On Orbit Anomaly Ends NASA DART Mission Early, NASA HQ
"After a successful rendezvous, acquisition of the target spacecraft, and approach to within approximately 300 feet, DART placed itself in the retirement phase before completing all planned proximity operations, ending the mission prematurely. NASA is convening a mishap investigation board to determine the reason for the DART spacecraft anomaly."
NASA Launches DART Spacecraft to Demonstrate Automated Rendezvous Capability
Editor's update: The reason why no images were released - is because there were none. Getting the images was a balance between ground station coverage, DART's position, and its mission phase. Had an image been received, it would have not shown anything due to the events that had transpired. As for releasing data and updates, the problems with DART happened around 11 hours into the mission - late at night and they happened fast.
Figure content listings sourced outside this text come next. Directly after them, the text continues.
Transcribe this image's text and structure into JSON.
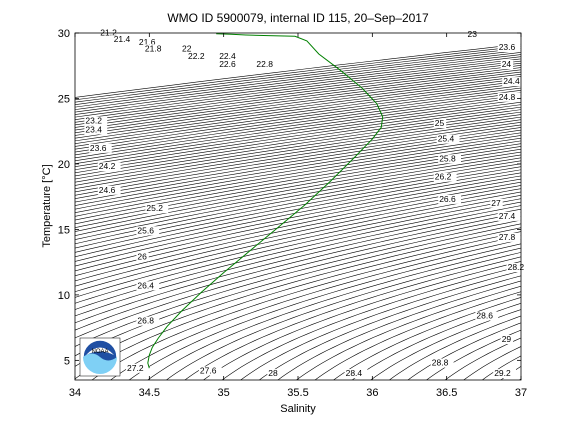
{
  "chart_data": {
    "type": "line",
    "title": "WMO ID 5900079, internal ID 115, 20–Sep–2017",
    "xlabel": "Salinity",
    "ylabel": "Temperature [°C]",
    "xlim": [
      34,
      37
    ],
    "ylim": [
      3.5,
      30
    ],
    "xticks": [
      {
        "value": 34,
        "label": "34"
      },
      {
        "value": 34.5,
        "label": "34.5"
      },
      {
        "value": 35,
        "label": "35"
      },
      {
        "value": 35.5,
        "label": "35.5"
      },
      {
        "value": 36,
        "label": "36"
      },
      {
        "value": 36.5,
        "label": "36.5"
      },
      {
        "value": 37,
        "label": "37"
      }
    ],
    "yticks": [
      {
        "value": 5,
        "label": "5"
      },
      {
        "value": 10,
        "label": "10"
      },
      {
        "value": 15,
        "label": "15"
      },
      {
        "value": 20,
        "label": "20"
      },
      {
        "value": 25,
        "label": "25"
      },
      {
        "value": 30,
        "label": "30"
      }
    ],
    "grid": false,
    "legend": "none",
    "series": [
      {
        "color": "#008000",
        "points": [
          [
            34.5,
            4.4
          ],
          [
            34.49,
            4.8
          ],
          [
            34.5,
            5.4
          ],
          [
            34.52,
            6.0
          ],
          [
            34.56,
            6.7
          ],
          [
            34.62,
            7.6
          ],
          [
            34.72,
            8.8
          ],
          [
            34.85,
            10.2
          ],
          [
            35.0,
            11.7
          ],
          [
            35.18,
            13.4
          ],
          [
            35.36,
            15.1
          ],
          [
            35.55,
            16.9
          ],
          [
            35.72,
            18.7
          ],
          [
            35.88,
            20.5
          ],
          [
            36.0,
            21.9
          ],
          [
            36.06,
            22.8
          ],
          [
            36.07,
            23.6
          ],
          [
            36.03,
            24.6
          ],
          [
            35.93,
            25.8
          ],
          [
            35.78,
            27.2
          ],
          [
            35.64,
            28.4
          ],
          [
            35.56,
            29.4
          ],
          [
            35.48,
            29.75
          ],
          [
            35.3,
            29.8
          ],
          [
            35.15,
            29.85
          ],
          [
            35.05,
            29.9
          ],
          [
            34.95,
            29.95
          ]
        ]
      }
    ],
    "contour_labels": [
      {
        "text": "21.2",
        "S": 34.17,
        "T": 29.8
      },
      {
        "text": "21.4",
        "S": 34.26,
        "T": 29.3
      },
      {
        "text": "21.6",
        "S": 34.43,
        "T": 29.1
      },
      {
        "text": "21.8",
        "S": 34.47,
        "T": 28.6
      },
      {
        "text": "22",
        "S": 34.72,
        "T": 28.6
      },
      {
        "text": "22.2",
        "S": 34.76,
        "T": 28.0
      },
      {
        "text": "22.4",
        "S": 34.97,
        "T": 28.0
      },
      {
        "text": "22.6",
        "S": 34.97,
        "T": 27.4
      },
      {
        "text": "22.8",
        "S": 35.22,
        "T": 27.4
      },
      {
        "text": "23",
        "S": 36.64,
        "T": 29.7
      },
      {
        "text": "23.2",
        "S": 34.07,
        "T": 23.1
      },
      {
        "text": "23.4",
        "S": 34.07,
        "T": 22.4
      },
      {
        "text": "23.6",
        "S": 34.1,
        "T": 21.0
      },
      {
        "text": "24.2",
        "S": 34.16,
        "T": 19.6
      },
      {
        "text": "24.6",
        "S": 34.16,
        "T": 17.8
      },
      {
        "text": "25.2",
        "S": 34.48,
        "T": 16.4
      },
      {
        "text": "25.6",
        "S": 34.42,
        "T": 14.7
      },
      {
        "text": "26",
        "S": 34.42,
        "T": 12.7
      },
      {
        "text": "26.4",
        "S": 34.42,
        "T": 10.5
      },
      {
        "text": "26.8",
        "S": 34.42,
        "T": 7.8
      },
      {
        "text": "27.2",
        "S": 34.35,
        "T": 4.2
      },
      {
        "text": "27.6",
        "S": 34.84,
        "T": 4.0
      },
      {
        "text": "28",
        "S": 35.3,
        "T": 3.8
      },
      {
        "text": "28.4",
        "S": 35.82,
        "T": 3.8
      },
      {
        "text": "28.8",
        "S": 36.4,
        "T": 4.6
      },
      {
        "text": "29.2",
        "S": 36.82,
        "T": 3.8
      },
      {
        "text": "29",
        "S": 36.87,
        "T": 6.4
      },
      {
        "text": "28.6",
        "S": 36.7,
        "T": 8.2
      },
      {
        "text": "28.2",
        "S": 36.91,
        "T": 11.9
      },
      {
        "text": "27.8",
        "S": 36.85,
        "T": 14.2
      },
      {
        "text": "27.4",
        "S": 36.85,
        "T": 15.8
      },
      {
        "text": "27",
        "S": 36.8,
        "T": 16.8
      },
      {
        "text": "26.6",
        "S": 36.45,
        "T": 17.1
      },
      {
        "text": "26.2",
        "S": 36.42,
        "T": 18.8
      },
      {
        "text": "25.8",
        "S": 36.45,
        "T": 20.2
      },
      {
        "text": "25.4",
        "S": 36.44,
        "T": 21.7
      },
      {
        "text": "25",
        "S": 36.42,
        "T": 22.9
      },
      {
        "text": "24.8",
        "S": 36.85,
        "T": 24.9
      },
      {
        "text": "24.4",
        "S": 36.88,
        "T": 26.1
      },
      {
        "text": "24",
        "S": 36.87,
        "T": 27.4
      },
      {
        "text": "23.6",
        "S": 36.85,
        "T": 28.7
      }
    ]
  },
  "logo": {
    "text": "NOAA",
    "icon": "noaa-logo-icon"
  }
}
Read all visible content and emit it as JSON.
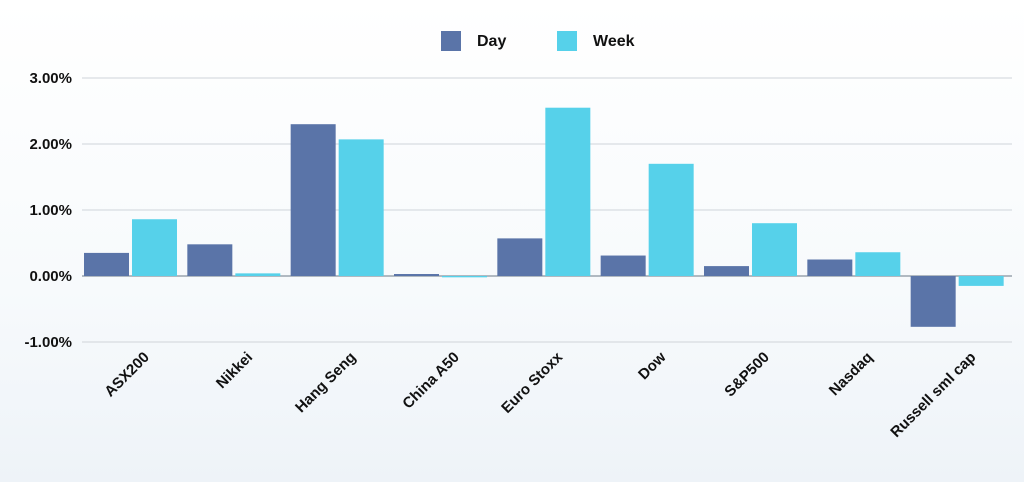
{
  "chart_data": {
    "type": "bar",
    "categories": [
      "ASX200",
      "Nikkei",
      "Hang Seng",
      "China A50",
      "Euro Stoxx",
      "Dow",
      "S&P500",
      "Nasdaq",
      "Russell sml cap"
    ],
    "series": [
      {
        "name": "Day",
        "color": "#5a74a8",
        "values": [
          0.35,
          0.48,
          2.3,
          0.03,
          0.57,
          0.31,
          0.15,
          0.25,
          -0.77
        ]
      },
      {
        "name": "Week",
        "color": "#56d1ea",
        "values": [
          0.86,
          0.04,
          2.07,
          -0.02,
          2.55,
          1.7,
          0.8,
          0.36,
          -0.15
        ]
      }
    ],
    "yticks": [
      {
        "value": 3,
        "label": "3.00%"
      },
      {
        "value": 2,
        "label": "2.00%"
      },
      {
        "value": 1,
        "label": "1.00%"
      },
      {
        "value": 0,
        "label": "0.00%"
      },
      {
        "value": -1,
        "label": "-1.00%"
      }
    ],
    "ylim": [
      -1,
      3
    ],
    "grid": true,
    "legend_position": "top-center",
    "title": "",
    "xlabel": "",
    "ylabel": ""
  }
}
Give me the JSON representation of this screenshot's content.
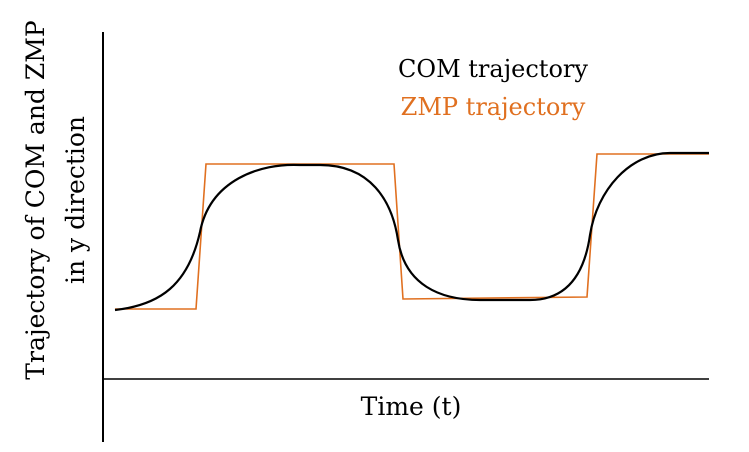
{
  "colors": {
    "com": "#000000",
    "zmp": "#e07020",
    "axis": "#000000"
  },
  "axes": {
    "xlabel": "Time (t)",
    "ylabel_line1": "Trajectory of COM and ZMP",
    "ylabel_line2": "in y direction"
  },
  "legend": {
    "com_label": "COM trajectory",
    "zmp_label": "ZMP trajectory"
  }
}
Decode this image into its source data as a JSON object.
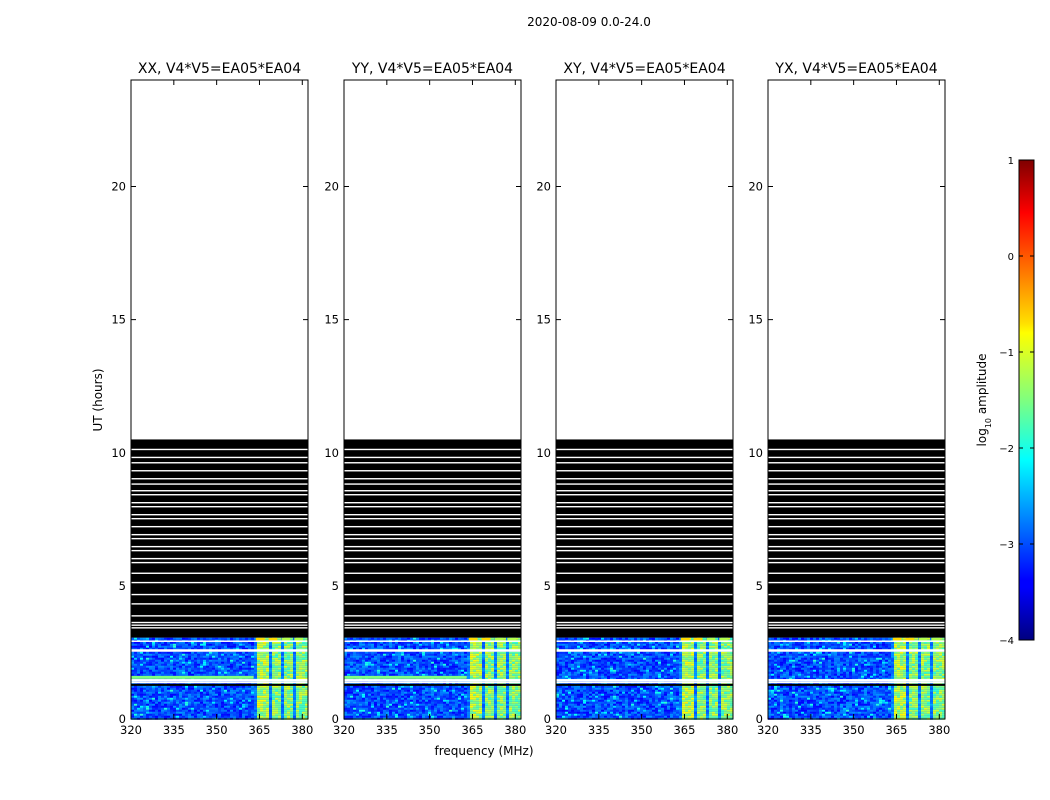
{
  "chart_data": {
    "type": "heatmap",
    "suptitle": "2020-08-09 0.0-24.0",
    "xlabel": "frequency (MHz)",
    "ylabel": "UT (hours)",
    "xlim": [
      320,
      382
    ],
    "ylim": [
      0,
      24
    ],
    "xticks": [
      320,
      335,
      350,
      365,
      380
    ],
    "yticks": [
      0,
      5,
      10,
      15,
      20
    ],
    "data_end_hours": 10.5,
    "valid_data_hours": [
      0,
      3.05
    ],
    "flagged_data_hours": [
      3.05,
      10.5
    ],
    "rfi_band_mhz": [
      363,
      381
    ],
    "panels": [
      {
        "title": "XX, V4*V5=EA05*EA04",
        "polarization": "XX"
      },
      {
        "title": "YY, V4*V5=EA05*EA04",
        "polarization": "YY"
      },
      {
        "title": "XY, V4*V5=EA05*EA04",
        "polarization": "XY"
      },
      {
        "title": "YX, V4*V5=EA05*EA04",
        "polarization": "YX"
      }
    ],
    "colorbar": {
      "label": "log10 amplitude",
      "label_main": "log",
      "label_sub": "10",
      "label_rest": " amplitude",
      "range": [
        -4,
        1
      ],
      "ticks": [
        -4,
        -3,
        -2,
        -1,
        0,
        1
      ],
      "tick_labels": [
        "−4",
        "−3",
        "−2",
        "−1",
        "0",
        "1"
      ],
      "colormap": "jet"
    }
  }
}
NASA says that it got the information out - around 7:00 am local time the next day - as soon as people knew what had happened. Prior to the sudden shift by DART into retirement mode, everything had been going more or less smooth and and NASA's project manager said that there would have been little to report other than "things are going smooth".
Editor's earlier note: Why has there been no issuance of status reports on DART by NASA? I have looked at MSFC, HQ, Orbital websites - nothing - no reports after initial launch. No photos, videos, nothing. Go figure: a very cool, enabling mission and no one can tune in as it happens. Indeed, you'd think ESMD would be embracing this as the first mission on the way to implementing VSE.